I started a new blog (link-juice.co.uk) , and it started to get indexed in google. So all was well, then all of a sudden some of the pages were unindexed and slowly but surely they’re all being unindexed…
I’ve taken a look at what google’s doing (using webmaster tools) and it says “URLs restricted by robots.txt (25)” which turns out to be everything. The robots.txt file looks like this
From what i can tell this is the default… any thoughts as to what i can do?
Check under options privacy and make sure the first selection, “I would like my blog to appear in search engines like Google and Sphere, and in public” is selected and then click “update options.” If it is selected, select one of the others and then click update, and then go back and select the first one again and again click “update options.”
I would also contact staff about it (not sure if support will be open for business today or not) at: http://wordpress.com/contact-support/ .
No need to bother staff; that’s the default robots.txt everyone has, and it’s uneditable. (previous answer here). If Google are eliminating you from their indexes that’s Google’s responsibility, not wp.com’s.
Thanks for the replies guys
If google are “eliminating” me from their index because of the robots.txt which i cant edit then it is a WP problem…
I’ve done a bit more research into this, with webmaster tools has a robots.txt verifcation tool that allows you to see if pages are allowed/disallowed based on your current robots.txt file. I’ve run through all my indexed pages and its currently saying that they are all “allowed”. This is a complete contradiction to what they say in the webcrawl stats where all my pages are “blocked by robots.txt”.
Slightly confused by this…
If it’s showing that they are “allowed” then I would be contacting Google as it appears they’ve got an error or problem of some sort on their end.
Ok… This is getting more and more baffling as we speak.
So, a day or so after this discussion, i did a site:link-juice.co.uk search and saw that the site was being indexed again. I went to webmaster tools, and saw that it had picked up the proper robots.txt (discplayed in my first post).
Today i’ve done the same search, and we’re down to just 2 pages indexed again. I’ve logged into webmaster tools (prepare to be confused)…Google says:
robots.txt URL http://link-juice.co.uk/robots.txt
Last downloaded November 26, 2007 3:55:50 AM PST
Status 200 (Success) [?]
It then displays the robots.txt file (the above). I can test this file in webmaster tools and all pages are allowed. However, when you visit link-juice.co.uk/robots.txt, its gone back to:
I logged into wordpress and went to privacy to see that it still says:
“I would like my blog to appear in search engines like Google and Sphere, and in public listings around WordPress.com. “
I’m not usually one for swearing in three letter acronyms, but WTF?
hmm, this http://link-juice.co.uk/robots.txt is really Worse Than a Failure.
I’m baffled as well.
Ummm, I’ve sent wordpress.com a question and am waiting for a response… here’s hoping they get back to me.
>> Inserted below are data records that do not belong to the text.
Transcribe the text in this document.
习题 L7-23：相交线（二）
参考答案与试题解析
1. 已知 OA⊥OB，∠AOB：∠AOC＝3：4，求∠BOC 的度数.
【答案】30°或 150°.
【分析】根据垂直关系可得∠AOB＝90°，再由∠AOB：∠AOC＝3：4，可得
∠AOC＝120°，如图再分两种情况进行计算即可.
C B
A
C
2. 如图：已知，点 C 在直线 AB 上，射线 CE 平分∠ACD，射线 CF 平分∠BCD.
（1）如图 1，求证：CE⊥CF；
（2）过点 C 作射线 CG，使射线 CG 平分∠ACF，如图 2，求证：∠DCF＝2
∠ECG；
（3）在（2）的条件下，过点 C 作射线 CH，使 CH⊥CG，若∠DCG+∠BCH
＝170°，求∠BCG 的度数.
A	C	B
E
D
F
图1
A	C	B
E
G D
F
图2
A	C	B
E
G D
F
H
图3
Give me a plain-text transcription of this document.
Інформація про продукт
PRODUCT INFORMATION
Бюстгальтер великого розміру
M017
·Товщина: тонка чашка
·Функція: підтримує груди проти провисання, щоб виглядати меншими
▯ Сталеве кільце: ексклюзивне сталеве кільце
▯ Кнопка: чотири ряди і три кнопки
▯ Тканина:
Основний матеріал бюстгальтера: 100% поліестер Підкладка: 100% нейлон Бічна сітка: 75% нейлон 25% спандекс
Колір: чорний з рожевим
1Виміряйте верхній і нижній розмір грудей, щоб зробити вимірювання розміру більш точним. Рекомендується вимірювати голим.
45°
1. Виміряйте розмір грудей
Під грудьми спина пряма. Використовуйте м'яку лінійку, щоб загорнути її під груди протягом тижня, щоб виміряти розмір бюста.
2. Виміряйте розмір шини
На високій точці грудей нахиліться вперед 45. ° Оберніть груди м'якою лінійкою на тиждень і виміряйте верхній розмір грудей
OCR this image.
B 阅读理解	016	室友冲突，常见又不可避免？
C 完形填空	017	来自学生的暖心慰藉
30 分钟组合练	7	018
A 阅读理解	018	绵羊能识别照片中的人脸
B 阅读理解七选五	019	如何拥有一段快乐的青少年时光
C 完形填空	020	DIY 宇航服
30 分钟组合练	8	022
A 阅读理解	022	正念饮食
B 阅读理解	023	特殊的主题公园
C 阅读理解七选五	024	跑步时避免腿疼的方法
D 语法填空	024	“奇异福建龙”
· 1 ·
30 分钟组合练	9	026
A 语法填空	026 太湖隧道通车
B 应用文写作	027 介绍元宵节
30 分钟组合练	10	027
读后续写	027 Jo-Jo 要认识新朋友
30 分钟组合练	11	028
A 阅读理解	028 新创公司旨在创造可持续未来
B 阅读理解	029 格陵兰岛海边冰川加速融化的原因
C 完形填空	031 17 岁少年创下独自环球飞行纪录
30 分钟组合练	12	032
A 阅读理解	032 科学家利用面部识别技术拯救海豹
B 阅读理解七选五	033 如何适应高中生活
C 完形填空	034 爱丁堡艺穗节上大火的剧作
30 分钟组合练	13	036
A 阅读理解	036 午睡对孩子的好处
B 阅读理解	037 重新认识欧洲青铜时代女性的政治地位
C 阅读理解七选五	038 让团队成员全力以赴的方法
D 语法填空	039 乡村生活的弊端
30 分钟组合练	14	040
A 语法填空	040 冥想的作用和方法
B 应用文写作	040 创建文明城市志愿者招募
Cheers for all your feedback guys!
The crawl-delay of 3600 appears to be wordpress.com’s way of telling Google to not “webcrawl” more than one page every 3600 seconds on that site. Basically telling the webcrawler to go away.
Good for reducing load on wordpress.com’s servers. Not so good for bloggers wanting to get indexed.
Moot, as it seems the OP has moved off WordPress.com.
I’m thinking of doing the same if I can’t get indexed.
The topic ‘Robots.txt’ is closed to new replies.